PERTH AMBOY–As part of Raritan Bay Medical Center’s (RBMC) community outreach effort in conjunction with the American Heart Association’s National Go Red for Women campaign, the medical center is providing free blood pressure screenings and stroke information to the public on National Go Red day Friday, Feb. 3, at eight local YMCAs and select area banks and grocery stores, 11 a.m. to 1 p.m. and 5 to 7 p.m.

“Too many women die or become disabled each year from stroke and heart disease, the number three and number one killers of women,” said registered nurse Mirian Medina, coordinator of RBMC’s stroke center, “As proud supporters of the National Go Red for Women movement, we want to spread the word to women about living heart healthy and getting regular heart screenings.”

The events will be held at local YMCAs; Raritan Bay Area (in Perth Amboy), Sayreville, Old Bridge, Woodbridge, South Amboy, Metuchen, East Brunswick and Edison and the Northfield Bank, Vitto Mazza Salon and Wegman’s in Woodbridge and the Medical Pavilion at Woodbridge, 740 Route 1 North in Iselin.

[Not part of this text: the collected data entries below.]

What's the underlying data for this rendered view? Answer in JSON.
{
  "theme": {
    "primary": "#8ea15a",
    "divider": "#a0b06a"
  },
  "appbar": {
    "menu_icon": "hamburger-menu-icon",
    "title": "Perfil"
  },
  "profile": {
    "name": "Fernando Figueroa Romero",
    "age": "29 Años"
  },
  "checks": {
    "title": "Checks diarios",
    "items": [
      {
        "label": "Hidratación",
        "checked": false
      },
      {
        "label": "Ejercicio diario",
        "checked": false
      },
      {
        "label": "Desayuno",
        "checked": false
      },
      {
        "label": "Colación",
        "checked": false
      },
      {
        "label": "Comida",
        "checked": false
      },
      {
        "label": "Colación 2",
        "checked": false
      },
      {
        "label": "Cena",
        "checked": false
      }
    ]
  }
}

“Stroke occurs when blood flow to the brain is interrupted,” said Medina. “More women than men suffer from stroke. That’s why it’s so crucial for everyone to learn the warning signs of stroke and quickly activate 911. Also keep in mind, if stroke is suspected, note when symptoms begin because the FDA approved medication Tissue Plasminogen Activator (referred to as TpA, a clot busting medication) can only be given three hours from onset of symptoms,” said Medina. These signs include:

  • weakness or numbness in the face, arm, or leg—especially on only one side of the body
  • poor balance and/or stumbling
  • dizziness
  • slurred speech or trouble speaking or understanding others
  • severe headache with no apparent cause
  • vision problems—such as seeing double, blurred vision, or loss of sight in one or both eyes.

Medina said, “The acronym FAST can be a very helpful reminder of how to identify stroke, so remember these tips:
F is for facial drooping. Your face feels numb or frozen, especially on one side.
A is for arm weakness, especially on one side.
S is for speech problems. You can’t speak or understand properly.
T is for time to call 911; the faster you get treatment, the less damage to your brain.

Phone 911 or have someone call an ambulance for you immediately, even if your symptoms disappear. Also, be aware that women are more likely than men to report unusual stroke symptoms, such as sudden nausea or pain in the face, arm, or leg.”

Raritan Bay Medical Center (RBMC) has a strong commitment to promoting stroke awareness and providing optimal care for stroke patients, evidenced by the medical center’s designation as a New Jersey Primary Stroke Center and its Silver Get with the GuidelinesSM achievement award from the American Heart Association (AHA).